My daughter absolutely fell apart once he was gone. Screaming, hitting, even ripped a picture off the wall. I've never seen her act that way; her heart was broken and she didn't know how to deal with it. And that of course got me crying again, feeling like a crappy mom. Oh what an emotional night it was! I feel like I have a bad hangover today and didn't have a drop to drink. Once she totally exhausted herself she calmed down and apologized and went back to her rational self (then almost immediately fell asleep). She was better this morning and I even got her to admit that it WAS nice to not have to deal with that hyper dog this morning while trying to get ready for school. And she still has "her" dog and 2 cats, so it's not like she's petless. Now she'll be able to take more responsibility for her animals - before I always took the dogs out because mine was such a handful and 2 dogs were just too much for her to take out. Her dog doesn't even need to be on a leash outside so she can handle him just fine on her own.

In between her sadness and the meltdown, I asked what she would like to do tonight...something special (to keep her busy/distracted). She asked to have a "family night" - do each other's hair and nails, eat junk food, watch movies, play games and sleep in the living room. Makes me feel proud to know she wants to spend the evening with me!

So needless to say, my emotional eating binges have certainly been a problem the last few days. At this point I'm not even trying to stop it. I'm not weighing in this week; that would only discourage me more.

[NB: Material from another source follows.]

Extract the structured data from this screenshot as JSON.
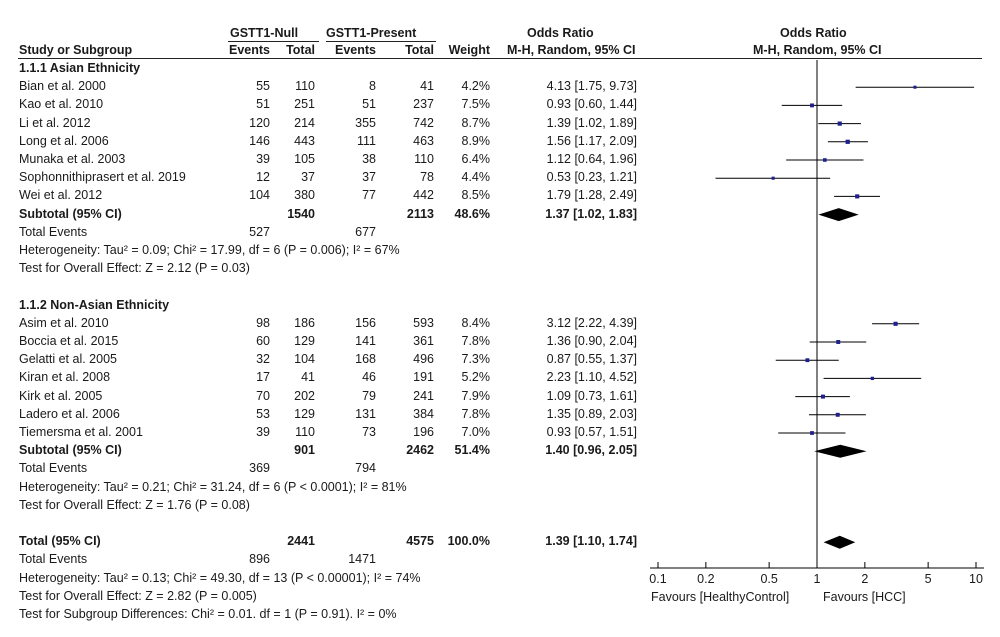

I'm allowing myself to "do what I need to do" through tonight and tomorrow it's back on my points and exercising without exception. No more failure! I'm going to try and combat this past week's sins as much as possible before next weekend so I can get that scale heading in the right direction again. I know what you may be thinking...it's a DOG!!!! But he was a member of our family for the last 1-1/2 years. My daughter already lost her dad and brother and to be honest, this hit her worse than when the other 2 moved out (although she was a lot younger then). The hardest part is behind us and there's nowhere to go but forward now. I wasn't sure how easy it would be to sleep on the floor tonight but I'm so (emotionally) exhausted that I don't think it will be a problem. I don't even have the energy to dig the air matress out of the basement.